At least that’s the scoop from German newspaper Welt, which was quoted by Reuters as reporting that Amazon is set to begin express on-demand deliveries in Berlin sometime in May. Anonymous transportation services told Welt that they would be contracted by Amazon to handle the last-mile deliveries, and rumors are also circulating that Amazon has begun refitting a building on the Kurfuerstendamm, Berlin’s main avenue, to the specifications it requires all its fulfillment warehouses stateside to have.
Reuters was unable to reach Amazon for comment, but Welt succeeded in pulling this quote from a spokesperson: “We have no announcement about this at the moment.”
While Amazon has shown interest in expanding into markets that haven’t quite experienced native eCommerce booms, German consumers most certainly fit into the demographic of big digital spenders.

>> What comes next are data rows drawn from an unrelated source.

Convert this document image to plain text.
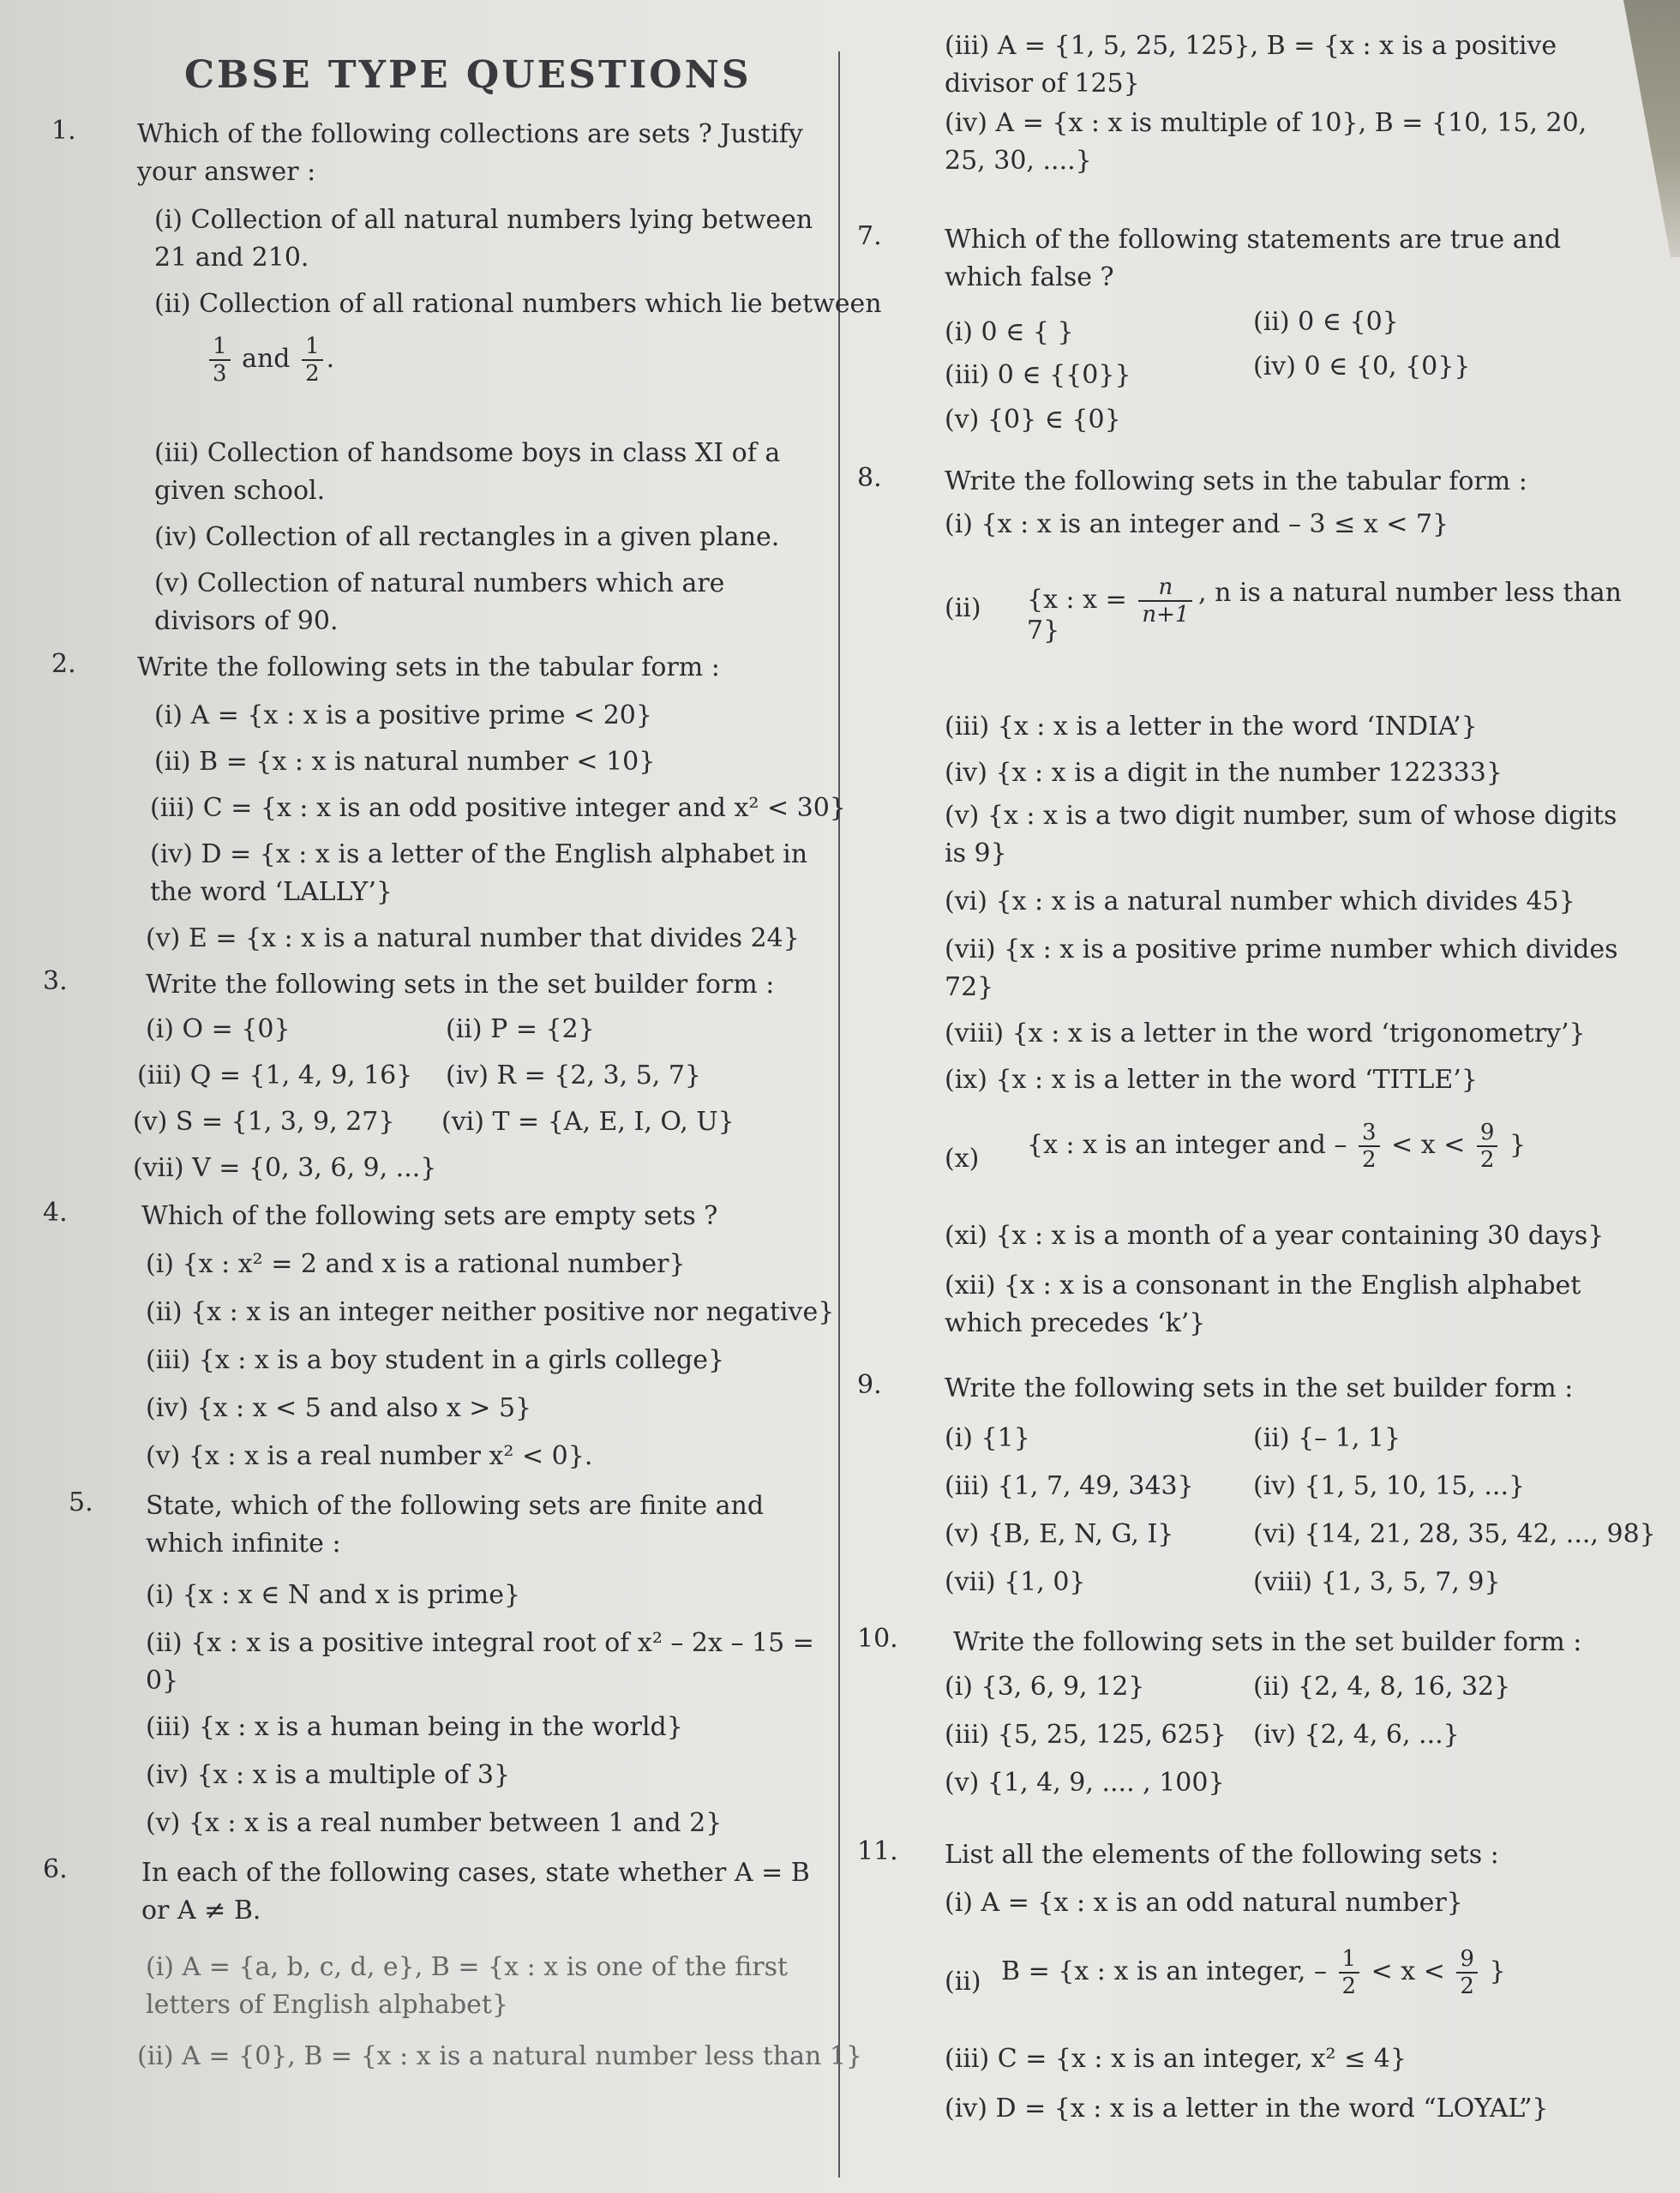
CBSE TYPE QUESTIONS
1. Which of the following collections are sets ? Justify your answer :
(i) Collection of all natural numbers lying between 21 and 210.
(ii) Collection of all rational numbers which lie between
$\frac{1}{3}$ and $\frac{1}{2}$ .
(iii) Collection of handsome boys in class XI of a given school.
(iv) Collection of all rectangles in a given plane.
(v) Collection of natural numbers which are divisors of 90.
2. Write the following sets in the tabular form :
(i) A = {x : x is a positive prime < 20}
(ii) B = {x : x is natural number < 10}
(iii) C = {x : x is an odd positive integer and x² < 30}
(iv) D = {x : x is a letter of the English alphabet in the word ‘LALLY’}
(v) E = {x : x is a natural number that divides 24}
3.	Write the following sets in the set builder form :
(i) O = {0}	(ii) P = {2}
(iii) Q = {1, 4, 9, 16} (iv) R = {2, 3, 5, 7}
(v) S = {1, 3, 9, 27} (vi) T = {A, E, I, O, U}
(vii) V = {0, 3, 6, 9, ...}
4.	Which of the following sets are empty sets ?
(i) {x : x² = 2 and x is a rational number}
(ii) {x : x is an integer neither positive nor negative}
(iii) {x : x is a boy student in a girls college}
(iv) {x : x < 5 and also x > 5}
(v) {x : x is a real number x² < 0}.
5. State, which of the following sets are finite and which infinite :
(i) {x : x ∈ N and x is prime}
(ii) {x : x is a positive integral root of x² – 2x – 15 = 0}
(iii) {x : x is a human being in the world}
(iv) {x : x is a multiple of 3}
(v) {x : x is a real number between 1 and 2}
6.	In each of the following cases, state whether A = B or A ≠ B.
(i) A = {a, b, c, d, e}, B = {x : x is one of the first letters of English alphabet}
(ii) A = {0}, B = {x : x is a natural number less than 1}
(iii) A = {1, 5, 25, 125}, B = {x : x is a positive divisor of 125}
(iv) A = {x : x is multiple of 10}, B = {10, 15, 20, 25, 30, ....}
7. Which of the following statements are true and which false ?
(i) 0 ∈ { }	(ii) 0 ∈ {0}
(iii) 0 ∈ {{0}}	(iv) 0 ∈ {0, {0}}
(v) {0} ∈ {0}
8. Write the following sets in the tabular form :
(i) {x : x is an integer and – 3 ≤ x < 7}
(ii) {x : $x = \frac{n}{n+1}$ , n is a natural number less than 7}
(iii) {x : x is a letter in the word ‘INDIA’}
(iv) {x : x is a digit in the number 122333}
(v) {x : x is a two digit number, sum of whose digits is 9}
(vi) {x : x is a natural number which divides 45}
(vii) {x : x is a positive prime number which divides 72}
(viii) {x : x is a letter in the word ‘trigonometry’}
(ix) {x : x is a letter in the word ‘TITLE’}
(x) {x : x is an integer and – $\frac{3}{2} < x < \frac{9}{2}$ }
(xi) {x : x is a month of a year containing 30 days}
(xii) {x : x is a consonant in the English alphabet which precedes ‘k’}
9. Write the following sets in the set builder form :
(i) {1}	(ii) {– 1, 1}
(iii) {1, 7, 49, 343} (iv) {1, 5, 10, 15, ...}
(v) {B, E, N, G, I}	(vi) {14, 21, 28, 35, 42, ..., 98}
(vii) {1, 0}	(viii) {1, 3, 5, 7, 9}
10. Write the following sets in the set builder form :
(i) {3, 6, 9, 12}	(ii) {2, 4, 8, 16, 32}
(iii) {5, 25, 125, 625} (iv) {2, 4, 6, ...}
(v) {1, 4, 9, .... , 100}
11. List all the elements of the following sets :
(i) A = {x : x is an odd natural number}
(ii) B = {x : x is an integer, – $\frac{1}{2} < x < \frac{9}{2}$ }
(iii) C = {x : x is an integer, x² ≤ 4}
(iv) D = {x : x is a letter in the word “LOYAL”}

According to Statista, 2016 is expected to generate nearly $82.93 billion from online sales alone — not bad for a country of only about 80 million people. By next year, that number could grow to $91.97 billion and again to just under $100 billion by 2018.
No wonder Amazon wants to get its German customers their orders as fast as possible. The more time it wastes, the more opportunities it creates for customers to seek out more native, familiar and possibly reliable sources instead. Never one to let its competitors remain unchallenged for long, Amazon is likely to hit the ground running — or however it can transport packages the fastest — when it expands the service to Berlin in May.